Tucson, Arizona's Clues Unlimited mystery bookstore is celebrating its 20th anniversary this year. As owner Christine Burke puts it, Clues Unlimited is "exactly what it started out to be: a niche place to get a good crime/mystery novel and an owner with the experience and knowledge to know what her customers like to read." (Hat tip to Shelf Awareness.)
The National Post took a look at how crime fiction author John D. MacDonald invented a subgenre that’s no longer his own, the "Florida author subgenre."

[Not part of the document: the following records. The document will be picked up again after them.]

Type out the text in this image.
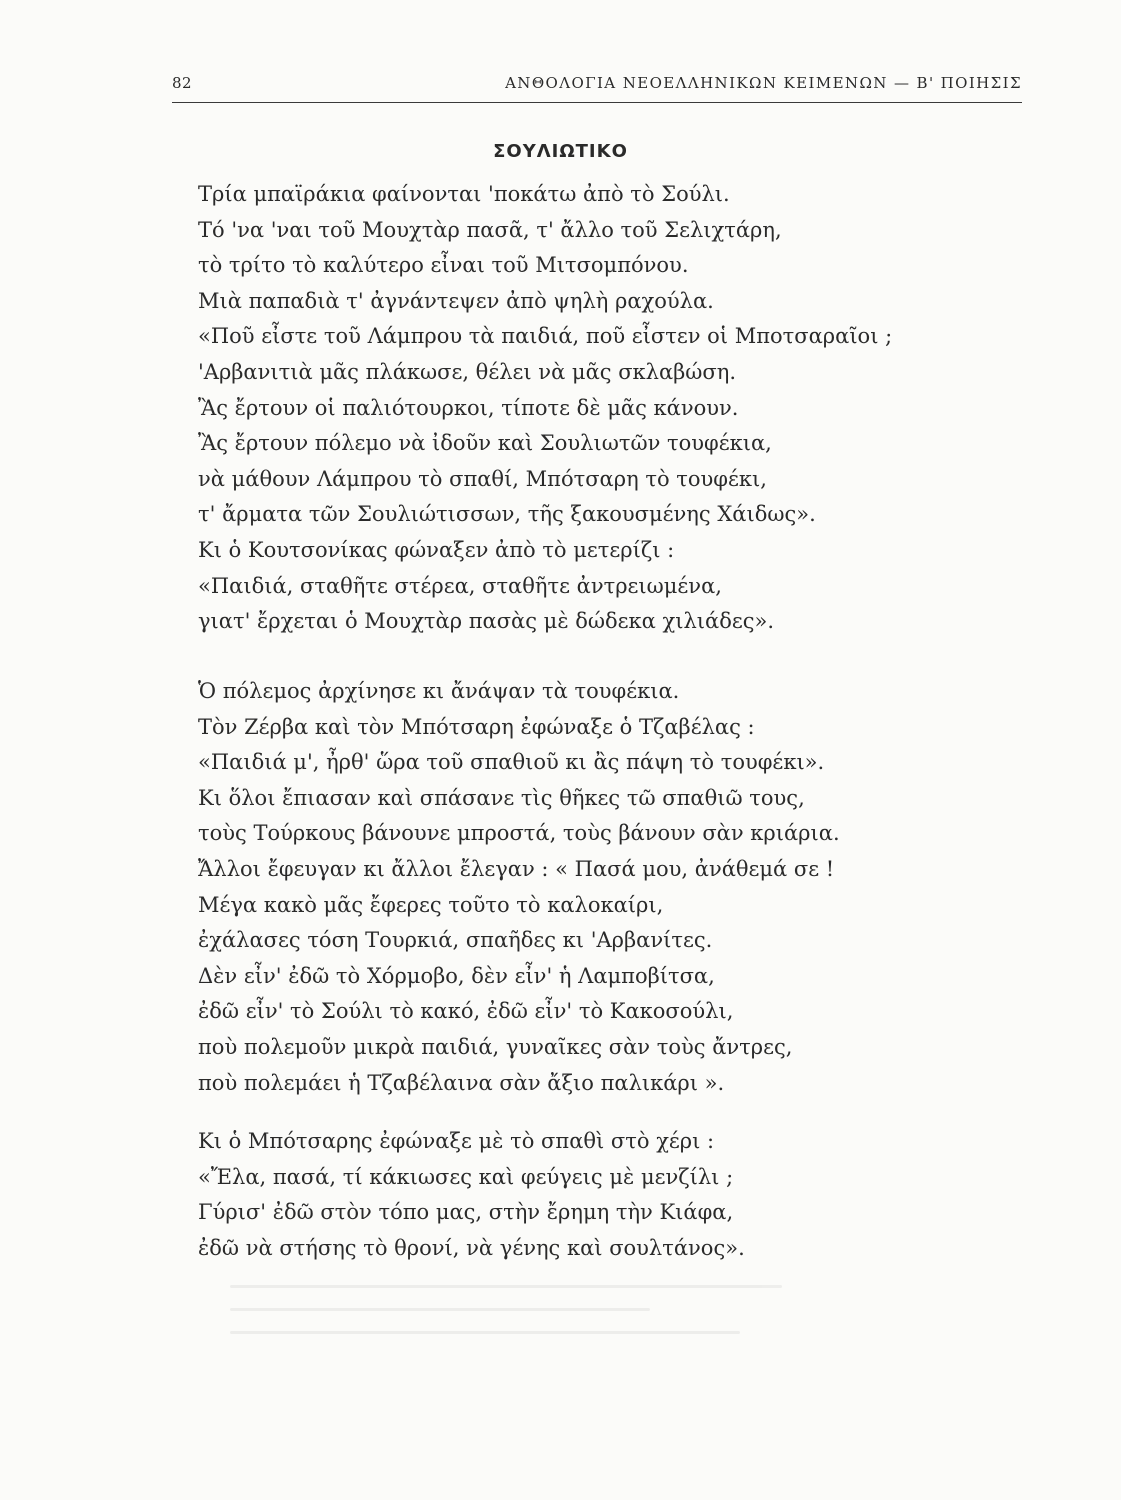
82	ΑΝΘΟΛΟΓΙΑ ΝΕΟΕΛΛΗΝΙΚΩΝ ΚΕΙΜΕΝΩΝ — Β' ΠΟΙΗΣΙΣ
ΣΟΥΛΙΩΤΙΚΟ
Τρία μπαϊράκια φαίνονται 'ποκάτω ἀπὸ τὸ Σούλι.
Τό 'να 'ναι τοῦ Μουχτὰρ πασᾶ, τ' ἄλλο τοῦ Σελιχτάρη,
τὸ τρίτο τὸ καλύτερο εἶναι τοῦ Μιτσομπόνου.
Μιὰ παπαδιὰ τ' ἀγνάντεψεν ἀπὸ ψηλὴ ραχούλα.
«Ποῦ εἶστε τοῦ Λάμπρου τὰ παιδιά, ποῦ εἶστεν οἱ Μποτσαραῖοι ;
'Αρβανιτιὰ μᾶς πλάκωσε, θέλει νὰ μᾶς σκλαβώση.
Ἂς ἔρτουν οἱ παλιότουρκοι, τίποτε δὲ μᾶς κάνουν.
Ἂς ἔρτουν πόλεμο νὰ ἰδοῦν καὶ Σουλιωτῶν τουφέκια,
νὰ μάθουν Λάμπρου τὸ σπαθί, Μπότσαρη τὸ τουφέκι,
τ' ἄρματα τῶν Σουλιώτισσων, τῆς ξακουσμένης Χάιδως».
Κι ὁ Κουτσονίκας φώναξεν ἀπὸ τὸ μετερίζι :
«Παιδιά, σταθῆτε στέρεα, σταθῆτε ἀντρειωμένα,
γιατ' ἔρχεται ὁ Μουχτὰρ πασὰς μὲ δώδεκα χιλιάδες».
Ὁ πόλεμος ἀρχίνησε κι ἄνάψαν τὰ τουφέκια.
Τὸν Ζέρβα καὶ τὸν Μπότσαρη ἐφώναξε ὁ Τζαβέλας :
«Παιδιά μ', ἦρθ' ὥρα τοῦ σπαθιοῦ κι ἂς πάψη τὸ τουφέκι».
Κι ὅλοι ἔπιασαν καὶ σπάσανε τὶς θῆκες τῶ σπαθιῶ τους,
τοὺς Τούρκους βάνουνε μπροστά, τοὺς βάνουν σὰν κριάρια.
Ἄλλοι ἔφευγαν κι ἄλλοι ἔλεγαν : « Πασά μου, ἀνάθεμά σε !
Μέγα κακὸ μᾶς ἔφερες τοῦτο τὸ καλοκαίρι,
ἐχάλασες τόση Τουρκιά, σπαῆδες κι 'Αρβανίτες.
Δὲν εἶν' ἐδῶ τὸ Χόρμοβο, δὲν εἶν' ἡ Λαμποβίτσα,
ἐδῶ εἶν' τὸ Σούλι τὸ κακό, ἐδῶ εἶν' τὸ Κακοσούλι,
ποὺ πολεμοῦν μικρὰ παιδιά, γυναῖκες σὰν τοὺς ἄντρες,
ποὺ πολεμάει ἡ Τζαβέλαινα σὰν ἄξιο παλικάρι ».
Κι ὁ Μπότσαρης ἐφώναξε μὲ τὸ σπαθὶ στὸ χέρι :
«Ἔλα, πασά, τί κάκιωσες καὶ φεύγεις μὲ μενζίλι ;
Γύρισ' ἐδῶ στὸν τόπο μας, στὴν ἔρημη τὴν Κιάφα,
ἐδῶ νὰ στήσης τὸ θρονί, νὰ γένης καὶ σουλτάνος».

The Seattle Mystery Bookstore blog profiled Tom Adams Uncovered, the story of one of the world’s greatest cover artists told through his iconic 1960s and 1970s Agatha Christie paperback designs. Adams was commissioned by Fontana in the UK and Pocket Books in the USA to paint covers for almost every Agatha Christie book, most of them more than once, totaling around 150 different paintings over two decades.
Barbara Fister noted that while women make up more than half of mystery writers, they get fewer reviews than male authors, especially when it comes to genre-focused publications, edited websites, and national newspapers. This is an issue that's been around for a while (and is the reason Sisters in Crime was initially founded), but as Fister points out, this form of subtle discrimination still exists. But according to VIDA: Women in Literary Arts, things might be changing a little bit for the better in general fiction, if not crime fiction.
David Prestidge continues his Gazetteer of British Crime for the Crime Fiction Lover blog, this time tackling Northern Ireland. Previous installments covered the West Midlands, North East, South West, East Anglia and Scotland.
Writing for the Men's Journal, Sarah Weinman compiled a listing of "The 10 Best True Crime Books."
Dr. Philip A. Mackowia rounded up a group of forensic medical experts to take part in the Historical Clinicopathological Conference, playing medical sleuth to piece together a historical figure's cause of death, including such luminaries as Herod the Great, Pericles, Mozart, and Akhenaten.
The Guardian's Tom Gauld whipped up an illustration of "some murder methods for modern mystery writers."
The new crime poem over at the 5-2 Weekly is "For the Love of Death" by Shirley J. Brewer.
In the Q&A roundup, thriller author Barry Eisler spoke with The Huffington Post about his new novel The God's Eye View, which introduces Evie Gallagher, an NSA analyst; Jake Woodhouse took the 9mm Interview Challenge from KiwiCrime about his Amsterdam-set series featuring Inspector Jaap Rykel; the Mystery People interrogated George Weir about his new quirky novel Errant Knight; the MP's also took a stab at Joe R. Lansdale, talking about Honky Tonk Samurai, which heralds the return of Joe R. Lansdale’s Hap and Leonard; and the Houston Chronicle chatted with Lisa Gardner about her new book, Find Her.